Geschäftsführungsstreit: In inhabergeführten Speditionsunternehmen ist der Mehrheitsgesellschafter häufig zugleich Geschäftsführer. Sobald ein Minderheitsgesellschafter die Geschäftsführung infrage stellt – etwa wegen mutmaßlicher Veruntreuung von Gesellschaftsvermögen oder eigennütziger Vergabe von Transportaufträgen an verbundene Unternehmen –, entsteht ein Interessenkonflikt, der gleichzeitig gesellschaftsrechtliche und haftungsrechtliche Dimensionen hat. Die Abberufung eines Gesellschafter-Geschäftsführers erfordert nach dem GmbHG in der Regel einen Gesellschafterbeschluss; ob der Betroffene dabei stimmberechtigt ist, hängt von der konkreten Satzungsgestaltung ab.

Gewinnverwendungsstreit: Logistikgesellschaften thesaurieren häufig Gewinne für Flottenerneuerungen. Minderheitsgesellschafter, die nicht operativ tätig sind, erhalten weder Gehalt noch Ausschüttung – und haben dennoch Kapital gebunden. Das Recht auf angemessene Gewinnbeteiligung ist im GmbHG nicht ausdrücklich als Individualrecht ausgestaltet; es ergibt sich aus dem Grundsatz der gesellschafterlichen Treuepflicht und kann in schwerwiegenden Fällen Grundlage für eine Auflösungsklage sein.

Wettbewerbsverstoß und Treuepflichtverletzung: Ein Gesellschafter, der nebenher eine eigene Spedition betreibt oder Kunden der GmbH abwirbt, verletzt die gesellschafterliche Treuepflicht. Die Rechtsfolgen reichen von Schadensersatzansprüchen über Einziehung des Geschäftsanteils bis hin zur fristlosen Abberufung als Geschäftsführer.

Bewertungsstreit bei Anteilsübertragung: Logistikbetriebe sind schwer zu bewerten, weil ein erheblicher Teil des Werts in immateriellen Werten liegt – Kundenbeziehungen, Konzessionen, Routen. Verhandlungen über den Kaufpreis beim Ausscheiden eines Gesellschafters eskalieren regelmäßig, weil die vertraglich vereinbarte Berechnungsgrundlage (Buchwert, Ertragswert, Discounted-Cashflow) unterschiedliche Ergebnisse liefert.

Handlungsoptionen: Was können Gesellschafter tun?

Für Gesellschafter einer Logistik-GmbH im Streitfall existiert ein differenziertes Instrumentarium. Die Wahl des richtigen Mittels hängt davon ab, ob man Mehrheits- oder Minderheitsgesellschafter ist, welche Ziele man verfolgt – Fortführung unter veränderten Vorzeichen, Ausstieg zu angemessenen Konditionen oder Auflösung – und welche Zeitdimension realistisch ist.
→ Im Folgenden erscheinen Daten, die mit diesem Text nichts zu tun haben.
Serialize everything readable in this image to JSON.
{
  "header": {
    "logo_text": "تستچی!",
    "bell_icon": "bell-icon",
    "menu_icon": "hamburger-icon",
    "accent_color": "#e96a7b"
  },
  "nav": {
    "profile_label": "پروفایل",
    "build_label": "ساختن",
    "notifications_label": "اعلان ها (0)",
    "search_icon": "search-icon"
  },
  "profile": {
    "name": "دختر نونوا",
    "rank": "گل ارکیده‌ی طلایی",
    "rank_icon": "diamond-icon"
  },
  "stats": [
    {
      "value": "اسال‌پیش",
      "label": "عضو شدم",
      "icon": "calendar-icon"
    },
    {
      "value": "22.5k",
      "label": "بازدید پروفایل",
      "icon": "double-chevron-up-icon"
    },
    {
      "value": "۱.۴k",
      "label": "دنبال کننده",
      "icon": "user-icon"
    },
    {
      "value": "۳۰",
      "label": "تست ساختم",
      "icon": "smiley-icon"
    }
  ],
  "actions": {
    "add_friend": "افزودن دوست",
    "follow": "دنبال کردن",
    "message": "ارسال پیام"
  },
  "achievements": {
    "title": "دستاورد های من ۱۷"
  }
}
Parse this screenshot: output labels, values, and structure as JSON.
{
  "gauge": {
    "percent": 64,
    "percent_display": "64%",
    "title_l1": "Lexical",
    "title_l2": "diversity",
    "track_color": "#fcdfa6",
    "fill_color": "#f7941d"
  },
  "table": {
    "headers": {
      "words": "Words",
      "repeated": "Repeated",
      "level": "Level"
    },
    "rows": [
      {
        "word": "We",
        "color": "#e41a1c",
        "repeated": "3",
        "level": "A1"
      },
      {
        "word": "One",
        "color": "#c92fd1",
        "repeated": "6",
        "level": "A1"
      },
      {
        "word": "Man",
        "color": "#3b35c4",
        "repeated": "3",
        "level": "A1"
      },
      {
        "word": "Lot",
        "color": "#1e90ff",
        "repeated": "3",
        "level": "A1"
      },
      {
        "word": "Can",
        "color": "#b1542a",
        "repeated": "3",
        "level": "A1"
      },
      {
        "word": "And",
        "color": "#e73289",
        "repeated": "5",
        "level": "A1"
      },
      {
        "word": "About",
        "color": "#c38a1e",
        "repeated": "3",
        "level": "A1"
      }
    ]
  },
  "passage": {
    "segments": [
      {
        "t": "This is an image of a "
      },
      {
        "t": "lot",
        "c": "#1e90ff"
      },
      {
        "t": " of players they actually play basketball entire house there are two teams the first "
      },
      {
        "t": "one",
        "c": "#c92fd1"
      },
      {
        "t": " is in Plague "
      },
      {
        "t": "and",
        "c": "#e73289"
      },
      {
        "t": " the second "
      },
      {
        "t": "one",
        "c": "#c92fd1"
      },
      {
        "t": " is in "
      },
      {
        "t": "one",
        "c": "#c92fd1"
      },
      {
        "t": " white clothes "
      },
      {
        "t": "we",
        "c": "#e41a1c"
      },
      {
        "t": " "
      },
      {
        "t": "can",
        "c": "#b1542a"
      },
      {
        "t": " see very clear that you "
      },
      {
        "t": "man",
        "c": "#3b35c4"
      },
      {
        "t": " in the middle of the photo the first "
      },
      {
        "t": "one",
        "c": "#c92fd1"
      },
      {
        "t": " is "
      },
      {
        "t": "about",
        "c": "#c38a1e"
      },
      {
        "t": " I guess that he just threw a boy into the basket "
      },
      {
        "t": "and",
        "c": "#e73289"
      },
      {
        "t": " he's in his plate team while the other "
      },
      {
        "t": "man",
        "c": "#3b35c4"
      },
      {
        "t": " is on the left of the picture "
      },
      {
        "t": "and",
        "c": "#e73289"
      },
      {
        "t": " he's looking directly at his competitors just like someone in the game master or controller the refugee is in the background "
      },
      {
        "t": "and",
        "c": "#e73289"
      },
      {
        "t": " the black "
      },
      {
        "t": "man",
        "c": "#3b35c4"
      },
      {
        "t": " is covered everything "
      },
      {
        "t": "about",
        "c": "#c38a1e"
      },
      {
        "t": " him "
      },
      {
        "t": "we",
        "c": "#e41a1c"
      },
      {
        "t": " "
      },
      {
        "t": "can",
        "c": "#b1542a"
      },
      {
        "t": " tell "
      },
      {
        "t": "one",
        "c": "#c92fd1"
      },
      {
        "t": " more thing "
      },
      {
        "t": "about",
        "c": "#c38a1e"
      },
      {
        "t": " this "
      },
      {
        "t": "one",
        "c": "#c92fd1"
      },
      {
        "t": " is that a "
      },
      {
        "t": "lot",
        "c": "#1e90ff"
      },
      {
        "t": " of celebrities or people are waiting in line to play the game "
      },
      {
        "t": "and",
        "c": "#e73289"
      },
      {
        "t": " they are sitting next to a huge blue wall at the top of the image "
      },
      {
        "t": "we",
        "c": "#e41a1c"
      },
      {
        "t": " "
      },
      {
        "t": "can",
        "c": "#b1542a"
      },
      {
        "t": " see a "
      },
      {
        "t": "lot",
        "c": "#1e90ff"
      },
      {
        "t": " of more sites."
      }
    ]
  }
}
Gesellschafterversammlung einberufen: Jeder Gesellschafter, der mindestens zehn Prozent des Stammkapitals hält, kann die Einberufung einer außerordentlichen Gesellschafterversammlung verlangen (§ 50 GmbHG). Dies ist das erste und niedrigschwelligste Mittel, um Beschlüsse auf die Tagesordnung zu setzen – von der Abberufung des Geschäftsführers bis zur Sonderprüfung der Buchführung.

Einziehung von Geschäftsanteilen: Sieht der Gesellschaftsvertrag eine Einziehungsklausel vor (§ 34 GmbHG), kann die Gesellschaft unter den dort genannten Voraussetzungen den Anteil eines Gesellschafters ohne dessen Zustimmung einziehen. Dies setzt regelmäßig einen Gesellschafterbeschluss mit der im Vertrag bestimmten Mehrheit voraus und begründet einen Abfindungsanspruch des betroffenen Gesellschafters. Fehlt eine Einziehungsklausel, scheidet die zwangsweise Einziehung aus.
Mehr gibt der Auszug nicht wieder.